At Adobe MAX London, Adobe served a helping of updates across its Creative Cloud and Adobe Express platforms, but the centerpiece of the show was undoubtedly Firefly Model 4. The new generation of generative AI arrives embedded into a restructured, web-based Firefly app—Adobe’s “one-stop shop” for image, video, audio, and vector generation. Not satisfied with just a model update, Adobe brought along a cast of supporting features aimed squarely at production artists.
Firefly Image Model 4: Higher Resolution, More Control
Firefly Image Model 4, now the default image generator in the Firefly suite, is Adobe’s fastest model to date. It enables prompt-based generation of images in up to 2K resolution, with control over structure, style, camera angles, and zoom. Artists can iterate visual concepts, recompose frames, and even output larger formats without sacrificing quality.

Firefly Video Model: Text to Clip, and Back Again
Also now generally available is the Firefly Video Model, an IP-safe and production-ready system capable of creating 1080p video clips from text prompts or source images. Intuitive camera controls, atmospheric elements, and custom motion graphics make it more than just a novelty—it’s a full video ideation tool. Current brand adopters include dentsu, PepsiCo/Gatorade, and Stagwell, suggesting Firefly is not just demo material.

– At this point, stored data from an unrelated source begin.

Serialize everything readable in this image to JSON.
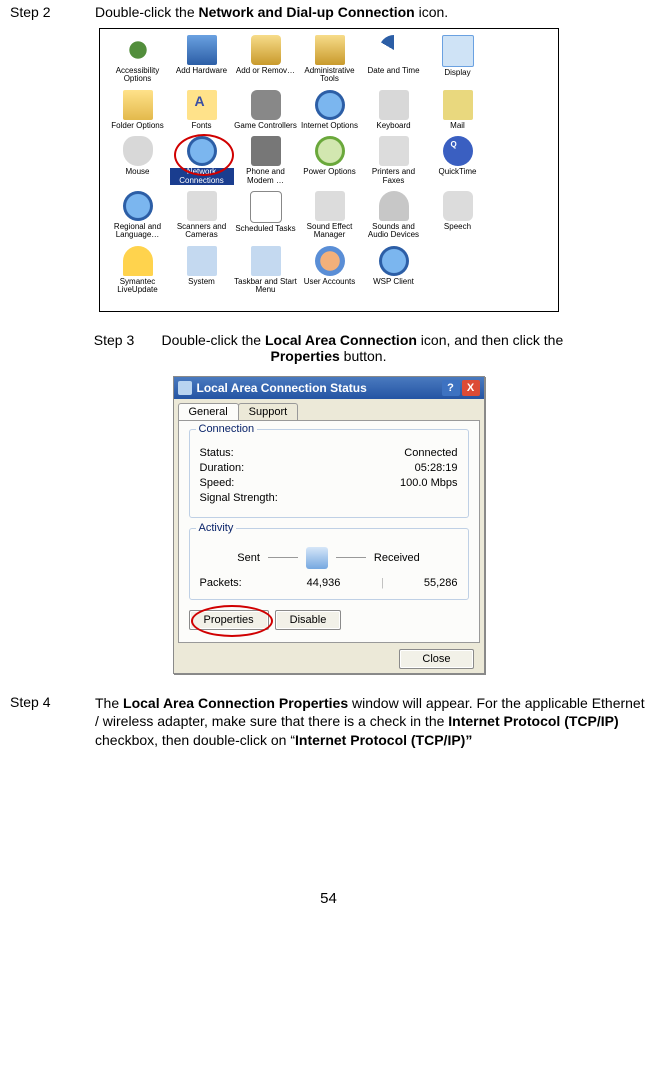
{
  "step2": {
    "label": "Step 2",
    "text_pre": "Double-click the ",
    "bold": "Network and Dial-up Connection",
    "text_post": " icon."
  },
  "cp_items": [
    {
      "name": "Accessibility Options",
      "icon": "ic-access"
    },
    {
      "name": "Add Hardware",
      "icon": "ic-addhw"
    },
    {
      "name": "Add or Remov…",
      "icon": "ic-addrem"
    },
    {
      "name": "Administrative Tools",
      "icon": "ic-admin"
    },
    {
      "name": "Date and Time",
      "icon": "ic-date"
    },
    {
      "name": "Display",
      "icon": "ic-display"
    },
    {
      "name": "Folder Options",
      "icon": "ic-folder"
    },
    {
      "name": "Fonts",
      "icon": "ic-fonts"
    },
    {
      "name": "Game Controllers",
      "icon": "ic-game"
    },
    {
      "name": "Internet Options",
      "icon": "ic-inet"
    },
    {
      "name": "Keyboard",
      "icon": "ic-keyb"
    },
    {
      "name": "Mail",
      "icon": "ic-mail"
    },
    {
      "name": "Mouse",
      "icon": "ic-mouse"
    },
    {
      "name": "Network Connections",
      "icon": "ic-net",
      "highlighted": true
    },
    {
      "name": "Phone and Modem …",
      "icon": "ic-phone"
    },
    {
      "name": "Power Options",
      "icon": "ic-power"
    },
    {
      "name": "Printers and Faxes",
      "icon": "ic-print"
    },
    {
      "name": "QuickTime",
      "icon": "ic-qt"
    },
    {
      "name": "Regional and Language…",
      "icon": "ic-region"
    },
    {
      "name": "Scanners and Cameras",
      "icon": "ic-scanner"
    },
    {
      "name": "Scheduled Tasks",
      "icon": "ic-sched"
    },
    {
      "name": "Sound Effect Manager",
      "icon": "ic-sound"
    },
    {
      "name": "Sounds and Audio Devices",
      "icon": "ic-sounds"
    },
    {
      "name": "Speech",
      "icon": "ic-speech"
    },
    {
      "name": "Symantec LiveUpdate",
      "icon": "ic-sym"
    },
    {
      "name": "System",
      "icon": "ic-system"
    },
    {
      "name": "Taskbar and Start Menu",
      "icon": "ic-taskbar"
    },
    {
      "name": "User Accounts",
      "icon": "ic-user"
    },
    {
      "name": "WSP Client",
      "icon": "ic-wsp"
    }
  ],
  "step3": {
    "label": "Step 3",
    "pre": "Double-click the ",
    "b1": "Local Area Connection",
    "mid": " icon, and then click the ",
    "b2": "Properties",
    "post": " button."
  },
  "lac": {
    "title": "Local Area Connection Status",
    "help": "?",
    "close_x": "X",
    "tabs": {
      "general": "General",
      "support": "Support"
    },
    "conn_group": "Connection",
    "status_k": "Status:",
    "status_v": "Connected",
    "duration_k": "Duration:",
    "duration_v": "05:28:19",
    "speed_k": "Speed:",
    "speed_v": "100.0 Mbps",
    "signal_k": "Signal Strength:",
    "activity_group": "Activity",
    "sent": "Sent",
    "received": "Received",
    "packets_lbl": "Packets:",
    "packets_sent": "44,936",
    "packets_recv": "55,286",
    "btn_properties": "Properties",
    "btn_disable": "Disable",
    "btn_close": "Close"
  },
  "step4": {
    "label": "Step 4",
    "t1": "The ",
    "b1": "Local Area Connection Properties",
    "t2": " window will appear. For the applicable Ethernet / wireless adapter, make sure that there is a check in the ",
    "b2": "Internet Protocol (TCP/IP)",
    "t3": " checkbox, then double-click on “",
    "b3": "Internet Protocol (TCP/IP)”"
  },
  "page_number": "54"
}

Vector Workflows, Text-First
The new Adobe Vector Model underpins a freshly released feature: converting natural language prompts into editable vector graphics. That includes logos, packaging concepts, icons, and patterns—all SVG-ready and adjustable post-generation. The feature is now available for all Firefly users and positions Adobe as a player in procedural vector generation.

Partner Models in the Firefly Ecosystem
Firefly now supports external models through its web app, with a rollout including OpenAI, Google’s Imagen 3 and Veo 2, and Flux 1.1 Pro. Users can seamlessly switch between these and Firefly-native models, with clear attribution via embedded content credentials. Adobe plans to expand model diversity with future integrations from fal.ai, Ideogram, Luma, Pika, and Runway. Enterprise users can toggle third-party models on or off, ensuring data policy compliance.

Firefly Boards: Moodboarding Meets Machine Learning
Now in public beta, Firefly Boards offer a collaborative interface for brainstorming, concepting, and feedback. Think: moodboards with auto-generative support. Teams can iterate on hundreds of variants simultaneously and funnel visual concepts directly into production environments. This feature was formerly known as Project Concept.

Firefly Services and APIs: Automating the Repetitive Stuff
Firefly Services are a collection of production-grade APIs that integrate Firefly’s generative models into enterprise workflows. Among them: a beta Photoshop API to automate high-volume editing tasks; a Text-to-Video API and Image-to-Video API for turning assets into animated clips; and soon, a Text-to-Image API powered by Firefly Model 4 and an Avatar API for generating product-centric video content. Brands like Accenture, The Estée Lauder Companies, and Gatorade are already using these tools to shrink production timelines.
Content Authenticity and Commercial Readiness
All AI-generated content receives embedded Content Credentials, which disclose the model source—be it Firefly or one of its partners. Adobe emphasizes that Firefly models are “commercially safe,” trained with respect for creators’ rights and designed to support, not replace, human creativity. See the full information HERE. So far, Adobe has been the only GenAI-Player without actual controversies – credit where it’s due!
Pricing and Availability
Firefly Image Model 4, Firefly Ultra, and the Firefly Video Model are available now via the Firefly Web App. Firefly Boards is in public beta.
Firefly continues Adobe’s all-in embrace of AI in creative workflows—but remember: AI-generated concept art is cheap, rendering it stable for production is the real trick.